The code below adds a wrapper around the algorithm to transform the resulting recommendations into our desired format.

#### NOTE: 
To run the code below you first have to install _surprise_ (http://surpriselib.com/). surprise requires scipy >=1.0, so update if needed.

To install: pip install scikit-surprise or, if you're using anaconda:  conda install -c conda-forge scikit-surprise).  

In [None]:
import sys, string, os
import pandas as pd
import itertools
from tqdm import tqdm
import numpy as np
import operator
from surprise import Reader
from surprise import Dataset
from surprise.model_selection import PredefinedKFold
from surprise.prediction_algorithms import *



class SurpriseRecMethod():

    #method will be the specific Surprise algorithm that we will call
    def __init__(self, method):
        self.method = method

    def fit(self, train_set):
        self.train_set = train_set


    def get_top_n_recommendations(self, test_set, top_n):
        self.test_set = test_set

        #Surprise requires a slightly different input data format, so we use two different CSVs
        test_path_tmp = "resources//test_file.csv"
        train_path_tmp = "resources//train_file.csv"

        self.train_set.to_csv(train_path_tmp, index=False, header=False)
        self.test_set.to_csv(test_path_tmp, index=False, header=False)

        fold_files = [(train_path_tmp, test_path_tmp)]
        reader = Reader(rating_scale=(1, 10), line_format='user item rating', sep=',')
        data = Dataset.load_from_folds(fold_files, reader=reader)

        for trainset, testset in PredefinedKFold().split(data):
            self.method.fit(trainset)

        already_ranked_items_by_users = self.train_set.groupby('userID')['itemID'].apply(list)

        recommendations = {}
        pbar = tqdm(total=len(self.test_set.userID.unique()))
        for userID in self.test_set.userID.unique():
            pbar.update(1)

            if userID not in self.train_set.userID.unique():
                recommendations[str(userID)] = []
                continue

            items_expected_ranking = {}
            for itemID in self.train_set.itemID.unique():
                if itemID in already_ranked_items_by_users[userID]:
                    continue
                #We call here the specific Surprise method that we use for this model
                #The method predicts a score for a given item
                predicted = self.method.predict(str(userID), str(itemID), clip=False)
                items_expected_ranking[itemID] = predicted[3]
                
            #Now we just sort by decreasing scores and take the top N
            sorted_predictions = sorted(items_expected_ranking.items(), key=operator.itemgetter(1))
            sorted_predictions.reverse()
            sorted_predictions = [x[0] for x in sorted_predictions]
            user_recommendations = sorted_predictions[:top_n]
            recommendations[str(userID)] = user_recommendations
        pbar.close()
        return recommendations


The code below calls the package with the SlopeOne algorithm.

In [None]:
modelSlopeOne = SurpriseRecMethod(SlopeOne())
modelSlopeOne.fit(train_set)
recSlopeOne = modelSlopeOne.get_top_n_recommendations(test_set, 5)
p3 = compute_precision(test_set,recSlopeOne)

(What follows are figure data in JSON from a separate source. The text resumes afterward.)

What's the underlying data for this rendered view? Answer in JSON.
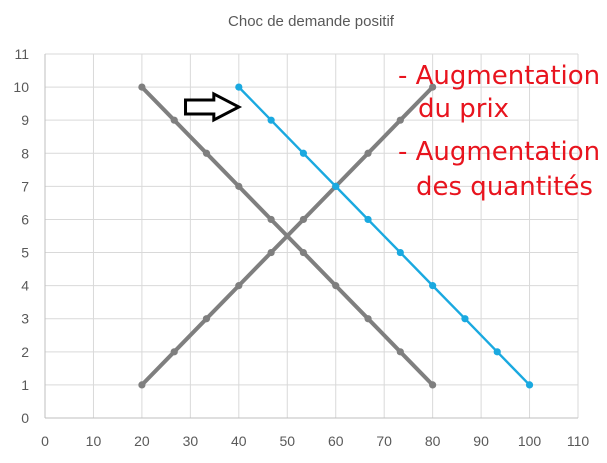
{
  "chart_data": {
    "type": "line",
    "title": "Choc de demande positif",
    "xlabel": "",
    "ylabel": "",
    "xlim": [
      0,
      110
    ],
    "ylim": [
      0,
      11
    ],
    "xticks": [
      0,
      10,
      20,
      30,
      40,
      50,
      60,
      70,
      80,
      90,
      100,
      110
    ],
    "yticks": [
      0,
      1,
      2,
      3,
      4,
      5,
      6,
      7,
      8,
      9,
      10,
      11
    ],
    "grid": true,
    "legend": "none",
    "series": [
      {
        "color": "#7f7f7f",
        "x": [
          20,
          26.67,
          33.33,
          40,
          46.67,
          53.33,
          60,
          66.67,
          73.33,
          80
        ],
        "y": [
          10,
          9,
          8,
          7,
          6,
          5,
          4,
          3,
          2,
          1
        ]
      },
      {
        "color": "#7f7f7f",
        "x": [
          20,
          26.67,
          33.33,
          40,
          46.67,
          53.33,
          60,
          66.67,
          73.33,
          80
        ],
        "y": [
          1,
          2,
          3,
          4,
          5,
          6,
          7,
          8,
          9,
          10
        ]
      },
      {
        "color": "#1aa9e0",
        "x": [
          40,
          46.67,
          53.33,
          60,
          66.67,
          73.33,
          80,
          86.67,
          93.33,
          100
        ],
        "y": [
          10,
          9,
          8,
          7,
          6,
          5,
          4,
          3,
          2,
          1
        ]
      }
    ],
    "annotations": [
      "- Augmentation",
      "du prix",
      "- Augmentation",
      "des quantités"
    ],
    "annotation_color": "#e8141e",
    "arrow": {
      "direction": "right",
      "icon": "right-arrow-icon",
      "from": [
        29,
        9.4
      ],
      "to": [
        40,
        9.4
      ]
    }
  }
}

The code below calls the package with a nearest neighbor user-item recommendation method.

In [None]:
modelKNNUser = SurpriseRecMethod(KNNBasic(sim_options={'name': 'cosine', 'user_based': True}))
modelKNNUser.fit(train_set)
recKNNUser = modelKNNUser.get_top_n_recommendations(test_set, 5)
p4 = compute_precision(test_set,recKNNUser)

Let us look at the results of all algorithms together:

In [None]:
pd.DataFrame.from_dict({'Jaccard':p1,'Popularity':p2,'SlopeOne':p3,'User KNN':p4}, orient='index',columns=['Precision'])

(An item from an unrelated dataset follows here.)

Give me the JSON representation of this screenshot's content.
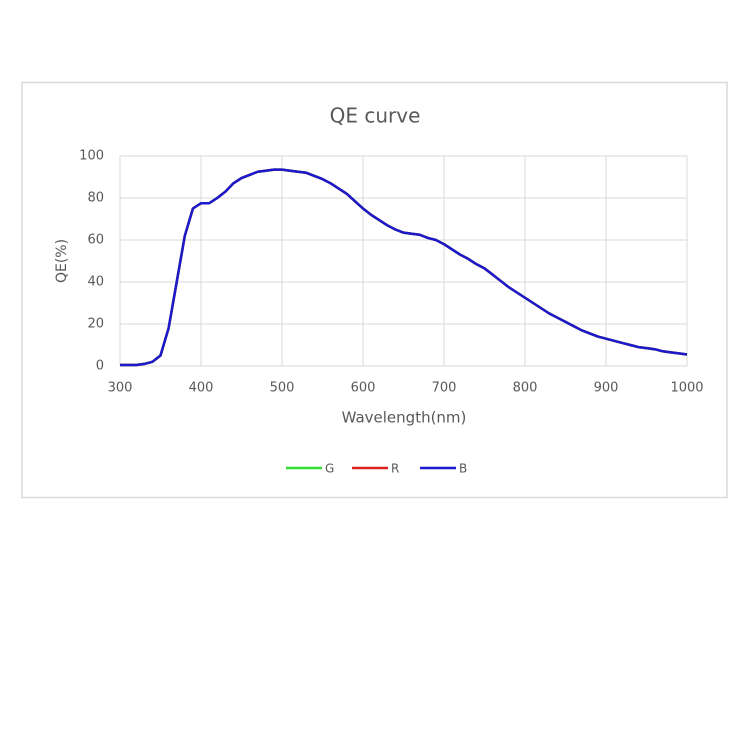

Try the NMF (non-negative matrix factorization) algorithms from the package - https://surprise.readthedocs.io/en/stable/matrix_factorization.html#surprise.prediction_algorithms.matrix_factorization.NMF.


In [None]:
#Your code here

For this particular dataset, the user nearest neighbor approach worked best. Hence, should we need to choose a method to put online, we should go with this method.